Cashback deals make for good headlines, especially with incentives of up to £1,000 on offer, but they’re not always what they seem.

That’s because some deals that come with cashback also have large up-front fees.

It’s not possible to subtract the cashback from the fee, either, as cashback payments are generally made within a month of the mortgage being commenced, rather than when it’s first granted.

Currently, 354 of the 1,434 buy-to-let fixes come with cashback – that’s just under one in four.

Term Number of cashback deals Percentage of cashback deals Highest cashback payment Max percentage cashback
Two-year 150 24% £1,000 1%
Three-year 46 38% £500 1.7%
Five-year 155 23% £1,000 1%
10-year 3 100% £250 N/A

How do fee-free and cashback deals compare?

We’ve looked at how many deals offer incentives, but how do these products compare with the market leading rates?

Below, we’ve outlined the cheapest initial rates on two and five-year fixes at three popular loan-to-value levels, and compared them with the best rates on offer on fee-free and cashback deals.

Two-year fix

Max loan-to-value Best initial rate (overall) Best initial rate (no fees) Best initial rate (cashback)
60% 1.48% (Post Office – fee of £1,495) 1.84% (Hanley Economic) 1.50% (Barclays – £500)
75% 1.67% (Sainsbury’s – fee of £1,995) 2.30% (Platform) 1.67% (Sainsbury’s – £250)
80% 2.95% (Ipswich – fee of £199 + 0.5%) 3.83% (Virgin Money) 3.24% (The Mortgage Works – £250)

Five-year fix

Max loan-to-value Best initial rate (overall) Best initial rate (no fees) Best initial rate (cashback)
60% 2.04% (Santander – fee of £1,499) 2.29% (Platform) 2.04% (Santander – £250)
75% 2.35% (Post Office – fee of £1,495) 2.69% (Bank of Ireland) 2.39% (Santander – £250)
80% 3.09% (Loughborough – fee of £1,499) 3.95% (Paragon) 3.58% (Virgin Money – £300)

Source: Moneyfacts. 24 April.

Are fee-free and cashback mortgages worthwhile?

As you can see in the charts above, the best rates on fee-free mortgages can be considerably higher than the market-leading deals.

Lenders, it seems, are much more willing to offer cashback of £250 to £500 alongside a good initial rate than they are prepared to take the hit of up to a couple of thousand pounds in up-front fees.
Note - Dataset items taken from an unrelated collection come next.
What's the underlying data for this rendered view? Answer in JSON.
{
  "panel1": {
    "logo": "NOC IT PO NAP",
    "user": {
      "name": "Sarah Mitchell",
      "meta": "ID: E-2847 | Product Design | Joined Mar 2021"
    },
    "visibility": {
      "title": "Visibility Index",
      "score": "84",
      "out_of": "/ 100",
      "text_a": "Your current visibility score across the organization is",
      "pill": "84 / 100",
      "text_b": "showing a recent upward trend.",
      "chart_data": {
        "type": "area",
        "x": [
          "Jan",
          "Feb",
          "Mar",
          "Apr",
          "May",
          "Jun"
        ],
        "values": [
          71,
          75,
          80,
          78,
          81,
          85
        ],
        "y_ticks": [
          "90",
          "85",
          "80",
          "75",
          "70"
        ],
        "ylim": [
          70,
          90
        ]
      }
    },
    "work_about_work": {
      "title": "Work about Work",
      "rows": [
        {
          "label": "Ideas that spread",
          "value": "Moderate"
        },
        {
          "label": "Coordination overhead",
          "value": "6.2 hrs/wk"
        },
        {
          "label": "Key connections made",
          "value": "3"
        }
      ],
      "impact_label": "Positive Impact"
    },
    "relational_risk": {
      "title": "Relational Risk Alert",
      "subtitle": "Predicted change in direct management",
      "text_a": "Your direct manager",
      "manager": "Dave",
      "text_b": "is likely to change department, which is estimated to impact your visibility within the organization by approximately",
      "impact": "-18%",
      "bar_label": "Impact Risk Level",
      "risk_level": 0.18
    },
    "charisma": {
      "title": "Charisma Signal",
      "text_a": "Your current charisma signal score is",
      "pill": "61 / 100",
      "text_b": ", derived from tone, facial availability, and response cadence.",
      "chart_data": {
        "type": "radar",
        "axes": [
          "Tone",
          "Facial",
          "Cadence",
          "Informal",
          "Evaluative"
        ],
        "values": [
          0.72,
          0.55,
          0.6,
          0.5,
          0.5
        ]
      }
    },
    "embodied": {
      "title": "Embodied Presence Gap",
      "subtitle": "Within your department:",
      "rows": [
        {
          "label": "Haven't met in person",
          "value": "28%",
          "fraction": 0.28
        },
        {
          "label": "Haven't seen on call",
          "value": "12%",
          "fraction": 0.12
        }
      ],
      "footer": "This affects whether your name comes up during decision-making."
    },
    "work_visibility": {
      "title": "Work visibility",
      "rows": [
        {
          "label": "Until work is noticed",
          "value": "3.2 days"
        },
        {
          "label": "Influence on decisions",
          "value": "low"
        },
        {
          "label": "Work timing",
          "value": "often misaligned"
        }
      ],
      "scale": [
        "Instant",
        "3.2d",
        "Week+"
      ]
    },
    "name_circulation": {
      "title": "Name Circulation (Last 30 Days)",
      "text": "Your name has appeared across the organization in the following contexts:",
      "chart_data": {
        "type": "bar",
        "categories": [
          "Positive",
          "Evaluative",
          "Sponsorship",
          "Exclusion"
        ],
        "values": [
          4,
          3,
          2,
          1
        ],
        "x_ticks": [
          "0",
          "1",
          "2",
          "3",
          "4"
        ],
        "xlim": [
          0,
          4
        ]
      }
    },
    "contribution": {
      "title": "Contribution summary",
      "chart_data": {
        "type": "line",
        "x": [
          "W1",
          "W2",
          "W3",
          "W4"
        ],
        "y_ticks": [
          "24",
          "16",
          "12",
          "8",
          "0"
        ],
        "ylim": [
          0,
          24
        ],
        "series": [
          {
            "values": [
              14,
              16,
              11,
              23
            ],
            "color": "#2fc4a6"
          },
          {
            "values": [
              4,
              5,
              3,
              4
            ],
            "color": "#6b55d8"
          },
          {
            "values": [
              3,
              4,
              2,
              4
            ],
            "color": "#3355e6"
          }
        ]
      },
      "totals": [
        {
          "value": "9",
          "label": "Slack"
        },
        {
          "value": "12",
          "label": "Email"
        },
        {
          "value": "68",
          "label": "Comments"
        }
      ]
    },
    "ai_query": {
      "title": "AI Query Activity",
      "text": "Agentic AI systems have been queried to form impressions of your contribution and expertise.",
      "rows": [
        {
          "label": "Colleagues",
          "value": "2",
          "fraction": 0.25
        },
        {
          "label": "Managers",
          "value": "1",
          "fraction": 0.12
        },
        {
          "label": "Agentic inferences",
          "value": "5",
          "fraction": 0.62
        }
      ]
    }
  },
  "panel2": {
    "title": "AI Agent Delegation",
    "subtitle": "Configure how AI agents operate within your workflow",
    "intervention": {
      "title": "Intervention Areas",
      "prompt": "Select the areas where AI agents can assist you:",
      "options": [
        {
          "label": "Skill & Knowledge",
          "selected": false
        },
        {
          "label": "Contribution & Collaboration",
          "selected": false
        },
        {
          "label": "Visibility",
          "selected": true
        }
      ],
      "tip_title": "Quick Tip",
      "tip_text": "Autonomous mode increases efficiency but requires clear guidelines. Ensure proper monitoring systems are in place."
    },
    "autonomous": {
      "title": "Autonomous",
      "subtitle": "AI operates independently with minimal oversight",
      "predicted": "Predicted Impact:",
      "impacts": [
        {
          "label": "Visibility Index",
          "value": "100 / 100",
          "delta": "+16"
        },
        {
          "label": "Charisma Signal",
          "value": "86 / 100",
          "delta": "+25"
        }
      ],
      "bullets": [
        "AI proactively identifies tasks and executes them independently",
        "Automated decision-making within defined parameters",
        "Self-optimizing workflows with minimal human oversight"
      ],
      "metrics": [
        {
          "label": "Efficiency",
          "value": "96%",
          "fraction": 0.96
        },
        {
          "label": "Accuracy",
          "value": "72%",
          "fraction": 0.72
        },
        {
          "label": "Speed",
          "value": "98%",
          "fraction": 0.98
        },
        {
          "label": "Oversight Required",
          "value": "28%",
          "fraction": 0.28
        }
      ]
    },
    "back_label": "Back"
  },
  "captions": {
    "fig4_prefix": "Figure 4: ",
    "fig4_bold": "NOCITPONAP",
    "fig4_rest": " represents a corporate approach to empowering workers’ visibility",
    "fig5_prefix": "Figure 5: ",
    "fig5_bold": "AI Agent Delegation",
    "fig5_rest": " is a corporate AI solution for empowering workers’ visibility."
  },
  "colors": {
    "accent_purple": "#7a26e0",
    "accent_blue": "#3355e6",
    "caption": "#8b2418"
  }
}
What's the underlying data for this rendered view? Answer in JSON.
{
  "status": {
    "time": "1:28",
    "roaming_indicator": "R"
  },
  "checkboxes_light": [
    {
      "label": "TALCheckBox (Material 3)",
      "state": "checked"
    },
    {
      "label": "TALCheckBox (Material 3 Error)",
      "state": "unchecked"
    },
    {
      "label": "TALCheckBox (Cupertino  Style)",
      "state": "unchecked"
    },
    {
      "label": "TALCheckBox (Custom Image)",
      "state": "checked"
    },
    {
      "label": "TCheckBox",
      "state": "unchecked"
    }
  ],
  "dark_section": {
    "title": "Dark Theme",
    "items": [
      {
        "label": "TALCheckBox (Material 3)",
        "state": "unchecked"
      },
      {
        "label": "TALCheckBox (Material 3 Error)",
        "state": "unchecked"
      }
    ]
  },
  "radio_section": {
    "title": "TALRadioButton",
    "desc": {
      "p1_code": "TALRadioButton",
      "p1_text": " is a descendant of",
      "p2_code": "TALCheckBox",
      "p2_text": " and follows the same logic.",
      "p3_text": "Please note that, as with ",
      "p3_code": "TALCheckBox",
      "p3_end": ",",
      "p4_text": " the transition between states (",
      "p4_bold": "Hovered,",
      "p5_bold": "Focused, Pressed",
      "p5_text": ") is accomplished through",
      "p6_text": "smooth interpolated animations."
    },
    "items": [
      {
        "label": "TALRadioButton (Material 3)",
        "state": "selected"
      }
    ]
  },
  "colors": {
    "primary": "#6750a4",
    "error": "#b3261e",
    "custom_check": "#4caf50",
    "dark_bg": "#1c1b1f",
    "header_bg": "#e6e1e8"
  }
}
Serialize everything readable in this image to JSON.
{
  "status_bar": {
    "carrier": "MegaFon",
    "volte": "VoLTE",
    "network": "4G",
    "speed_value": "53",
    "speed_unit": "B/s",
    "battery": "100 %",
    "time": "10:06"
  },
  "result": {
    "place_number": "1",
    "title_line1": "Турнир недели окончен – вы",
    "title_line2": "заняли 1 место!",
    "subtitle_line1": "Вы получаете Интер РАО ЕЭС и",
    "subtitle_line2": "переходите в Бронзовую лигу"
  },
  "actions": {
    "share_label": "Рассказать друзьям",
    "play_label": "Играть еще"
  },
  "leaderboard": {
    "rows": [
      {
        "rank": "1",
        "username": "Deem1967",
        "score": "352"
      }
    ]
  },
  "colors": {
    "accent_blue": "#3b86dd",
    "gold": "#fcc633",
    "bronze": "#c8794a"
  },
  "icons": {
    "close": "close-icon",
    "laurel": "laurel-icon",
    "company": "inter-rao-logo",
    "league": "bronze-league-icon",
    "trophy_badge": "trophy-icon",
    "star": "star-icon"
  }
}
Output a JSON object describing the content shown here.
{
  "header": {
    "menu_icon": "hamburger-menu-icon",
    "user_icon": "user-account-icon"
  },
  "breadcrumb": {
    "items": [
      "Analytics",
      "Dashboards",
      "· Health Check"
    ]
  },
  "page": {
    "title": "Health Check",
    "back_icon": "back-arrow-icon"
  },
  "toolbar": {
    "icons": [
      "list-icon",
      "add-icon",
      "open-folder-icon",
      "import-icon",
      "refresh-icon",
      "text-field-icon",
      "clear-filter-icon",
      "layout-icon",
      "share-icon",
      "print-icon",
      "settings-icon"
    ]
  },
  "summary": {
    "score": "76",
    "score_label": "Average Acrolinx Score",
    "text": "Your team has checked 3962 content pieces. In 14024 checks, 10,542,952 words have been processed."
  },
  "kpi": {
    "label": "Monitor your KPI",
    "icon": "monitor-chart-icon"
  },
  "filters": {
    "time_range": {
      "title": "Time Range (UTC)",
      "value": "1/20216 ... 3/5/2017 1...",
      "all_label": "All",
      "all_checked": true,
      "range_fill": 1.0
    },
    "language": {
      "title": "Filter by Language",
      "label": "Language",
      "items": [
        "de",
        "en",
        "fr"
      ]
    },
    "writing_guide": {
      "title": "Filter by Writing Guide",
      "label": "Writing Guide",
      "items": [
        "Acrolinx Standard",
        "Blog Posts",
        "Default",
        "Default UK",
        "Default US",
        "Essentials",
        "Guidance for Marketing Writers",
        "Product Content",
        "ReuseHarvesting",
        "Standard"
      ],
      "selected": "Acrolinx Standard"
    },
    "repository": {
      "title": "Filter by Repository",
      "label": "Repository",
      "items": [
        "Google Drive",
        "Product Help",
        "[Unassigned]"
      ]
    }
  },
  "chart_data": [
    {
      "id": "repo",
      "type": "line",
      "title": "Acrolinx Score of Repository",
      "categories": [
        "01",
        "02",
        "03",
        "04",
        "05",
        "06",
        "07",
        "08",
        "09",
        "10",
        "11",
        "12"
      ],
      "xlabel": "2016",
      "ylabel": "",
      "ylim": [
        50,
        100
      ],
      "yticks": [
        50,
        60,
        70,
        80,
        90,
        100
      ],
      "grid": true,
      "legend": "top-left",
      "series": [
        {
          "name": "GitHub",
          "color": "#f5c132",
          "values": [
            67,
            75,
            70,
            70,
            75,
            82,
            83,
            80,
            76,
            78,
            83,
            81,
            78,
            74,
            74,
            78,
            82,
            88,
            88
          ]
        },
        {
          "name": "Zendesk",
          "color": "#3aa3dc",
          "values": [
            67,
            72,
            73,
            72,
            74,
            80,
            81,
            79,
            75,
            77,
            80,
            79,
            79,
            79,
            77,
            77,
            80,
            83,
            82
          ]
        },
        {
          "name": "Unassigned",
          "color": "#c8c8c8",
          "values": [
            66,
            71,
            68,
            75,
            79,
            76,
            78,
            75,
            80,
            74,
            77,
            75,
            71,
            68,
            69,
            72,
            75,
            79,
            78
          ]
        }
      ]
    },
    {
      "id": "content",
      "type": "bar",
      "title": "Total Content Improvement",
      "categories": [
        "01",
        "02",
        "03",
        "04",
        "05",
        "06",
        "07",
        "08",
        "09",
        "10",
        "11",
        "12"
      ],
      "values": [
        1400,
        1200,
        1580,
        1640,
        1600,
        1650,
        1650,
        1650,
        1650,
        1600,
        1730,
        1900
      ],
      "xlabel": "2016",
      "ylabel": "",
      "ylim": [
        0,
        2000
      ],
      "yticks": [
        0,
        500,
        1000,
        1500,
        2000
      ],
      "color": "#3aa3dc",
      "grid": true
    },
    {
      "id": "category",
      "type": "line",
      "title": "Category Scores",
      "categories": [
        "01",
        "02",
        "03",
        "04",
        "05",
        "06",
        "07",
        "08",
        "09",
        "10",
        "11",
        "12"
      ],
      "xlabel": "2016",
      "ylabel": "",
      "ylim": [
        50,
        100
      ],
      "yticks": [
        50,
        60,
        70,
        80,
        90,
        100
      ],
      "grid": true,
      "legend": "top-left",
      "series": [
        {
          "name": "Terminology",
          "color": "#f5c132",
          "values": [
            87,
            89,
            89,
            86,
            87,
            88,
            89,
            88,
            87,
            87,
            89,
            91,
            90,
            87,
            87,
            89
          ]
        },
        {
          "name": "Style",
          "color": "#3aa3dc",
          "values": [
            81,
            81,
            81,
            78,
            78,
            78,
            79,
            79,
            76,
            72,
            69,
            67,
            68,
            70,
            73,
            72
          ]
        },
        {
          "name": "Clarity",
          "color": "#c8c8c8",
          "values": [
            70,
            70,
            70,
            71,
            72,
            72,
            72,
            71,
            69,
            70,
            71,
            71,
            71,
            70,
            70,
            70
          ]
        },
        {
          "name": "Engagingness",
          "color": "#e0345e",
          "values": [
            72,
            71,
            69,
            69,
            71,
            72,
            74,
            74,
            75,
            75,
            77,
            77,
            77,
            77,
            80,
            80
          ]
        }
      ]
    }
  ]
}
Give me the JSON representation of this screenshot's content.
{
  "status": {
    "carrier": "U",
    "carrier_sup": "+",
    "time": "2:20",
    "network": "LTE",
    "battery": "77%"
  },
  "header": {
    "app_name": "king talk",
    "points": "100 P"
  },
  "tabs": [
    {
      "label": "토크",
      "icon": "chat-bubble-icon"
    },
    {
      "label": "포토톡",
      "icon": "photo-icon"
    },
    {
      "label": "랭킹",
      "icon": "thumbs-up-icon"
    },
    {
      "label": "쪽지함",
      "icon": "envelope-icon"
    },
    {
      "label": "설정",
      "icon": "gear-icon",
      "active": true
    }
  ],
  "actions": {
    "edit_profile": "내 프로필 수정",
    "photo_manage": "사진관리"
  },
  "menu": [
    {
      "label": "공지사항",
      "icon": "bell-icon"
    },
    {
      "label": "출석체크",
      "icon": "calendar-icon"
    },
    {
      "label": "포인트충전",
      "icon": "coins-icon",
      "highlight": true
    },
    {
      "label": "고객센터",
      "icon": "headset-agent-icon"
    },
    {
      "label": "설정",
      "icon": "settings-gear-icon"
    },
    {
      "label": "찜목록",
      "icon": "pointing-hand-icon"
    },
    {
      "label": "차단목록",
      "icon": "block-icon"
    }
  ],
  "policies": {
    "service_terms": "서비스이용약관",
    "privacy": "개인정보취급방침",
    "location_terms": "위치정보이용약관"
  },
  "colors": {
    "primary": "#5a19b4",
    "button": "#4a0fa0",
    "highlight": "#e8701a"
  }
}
If you’re considering an incentive-based deal, follow these tips:

  • Fee-free deals: up-front fees on buy-to-let mortgages can be very expensive, but you’ll take a significant hit on your rate by opting for a fee-free deal. You should be able to offset the up-front fees you’ll pay when remortgaging against your profits when filling in your tax return.
  • Cashback deals: as we’ve outlined, it’s possible to get a good rate on a cashback mortgage, but with low-rate deals offering a maximum of £500 cashback, you’re better off considering this as a ‘nice to have’ rather than a reason to choose a product.

Advice on your mortgage options

Of the 1,434 fixed-rate remortgaging deals we’ve looked at above, only 427 of them are available direct from lenders. That’s less than a third of the market.

In the buy-to-let market, the vast majority of deals are available through mortgage brokers rather than to customers applying themselves.

With this in mind, speaking to a whole-of-market mortgage broker about your remortgaging options can help you get the right deal.